Books Monday, February 10, 2003 . This is a SciScoop post by bunyip
Flannery opens with a vivid account of the great catastrophe signalling the extinction of the dinosaurs. The wandering rockball that slammed into the remnants of the Bearpaw Sea 65 million years ago reset the evolutionary clock. Because of its position above the target site, North America became a hotbed of evolutionary diversity after the collision. A setting dominated by North-South running mountain ranges [where East-West is the usual pattern elsewhere] gave rise to severe changes in weather, with resulting adjustments of life forms. Megafauna, the giant animals that ultimately dominated the landscape, ranged across the prairies. They included the uintatheres – triple-horned giants, the first camels, horses and sheep-sized animals whose herds covered the land. Flannery shares his awe of life’s diversity on this continent during the period of recovery after the asteroid’s devastation.
Flannery depicts a wedge-shaped North America as a trumpet” with the capacity to amplify weather conditions. When climate conditions changed slightly elsewhere, they were embellished here. The result was seen in both flora and fauna as plants and their herbivore predators adjusted. Conditions finally combined to produce the masses of ice that penetrated deeply south. Flannery tracks the gateways into North America left by the erratic ice [he also concedes that Canada's fossil record was nearly scraped away by the frozen cliffs]. The most significant creature to find a path from elsewhere, of course, proved to be “the hunting ape.”
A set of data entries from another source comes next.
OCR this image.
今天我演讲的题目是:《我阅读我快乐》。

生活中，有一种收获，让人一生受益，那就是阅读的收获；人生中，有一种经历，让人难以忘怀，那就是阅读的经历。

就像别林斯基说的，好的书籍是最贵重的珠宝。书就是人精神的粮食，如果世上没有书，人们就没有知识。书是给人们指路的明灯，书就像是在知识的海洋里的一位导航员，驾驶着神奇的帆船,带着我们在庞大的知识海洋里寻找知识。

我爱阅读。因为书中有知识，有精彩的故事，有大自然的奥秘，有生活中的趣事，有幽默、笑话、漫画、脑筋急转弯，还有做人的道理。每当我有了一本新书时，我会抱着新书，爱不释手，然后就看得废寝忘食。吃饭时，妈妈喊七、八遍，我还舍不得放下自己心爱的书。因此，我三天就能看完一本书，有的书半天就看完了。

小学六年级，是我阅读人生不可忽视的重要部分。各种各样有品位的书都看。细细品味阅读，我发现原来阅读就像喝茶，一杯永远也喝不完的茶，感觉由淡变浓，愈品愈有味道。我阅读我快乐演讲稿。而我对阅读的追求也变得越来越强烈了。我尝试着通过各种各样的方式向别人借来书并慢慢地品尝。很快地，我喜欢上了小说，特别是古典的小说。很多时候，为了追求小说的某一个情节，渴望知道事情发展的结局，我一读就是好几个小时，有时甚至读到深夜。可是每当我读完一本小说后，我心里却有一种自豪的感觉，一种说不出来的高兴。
The entry of humanity to this nearly unique stage brought truly immense change. Flannery recounts the disappearance of many species of animals, nearly all of them the remnants of the earlier megafauna. No other predator, and not climate, he contends, could have exterminated so many animals so quickly. Only humans, with their organization and weapons could have devastated the megafauna. He shows how the same time frames have parallels in Australia and the Pacific. The bison survived the initial invasion due to their large herd size and mobility.
The European wave of human invasion was the most devastating. These new immigrants brought something new in their baggage – technology. New forms of manufacture and transportation overwhelmed the North American scene, transforming drastically. Farming changed from small plots to vast acreages. These installations required mechanical devices for tilling and harvesting. More importantly, they demanded water. In the West, where farming was at best a marginal enterprise, Flannery relates the environmental stress dam building caused. New manufacturing and transportation systems required minerals, which were to be found in the Basin and Range. Mining, damming, ranching intruded on the natural environmental patterns yet became the basis for what is termed “the American System.” For Flannery, this frontier economy remains entrenched as the foundation of American thinking. “Globalization” is nothing more than the extension of the “System” expanded to remainder of the world irrespective of its relevance elsewhere.
Flannery, however, doesn’t view the disruption as irreversible. He urges a full understanding of pre-human invasion conditions as a basis for restorative action. He doesn’t believe in setting aside “wilderness areas” as a conservation measure. His prescription is a pro-active approach – the re-introduction of large herbivores to recover lost ecologies. African and Indian elephants introduced to the western prairies, for example, would aid in restoring depleted grasslands. He examines other indicators that suggest North Americans can stop the resource-depleting juggernaut, each of which the reader must consider carefully and with and open mind.
There are few flaws in this book. The indexer needs to enter a study program with a good thesaurus, and the money spent on glossy colour photographs might better have gone to more line diagrams. These are petty considerations next to the book’s important message. Every student in North America should be given a copy of this book. It is, after all, their future Flannery is addressing.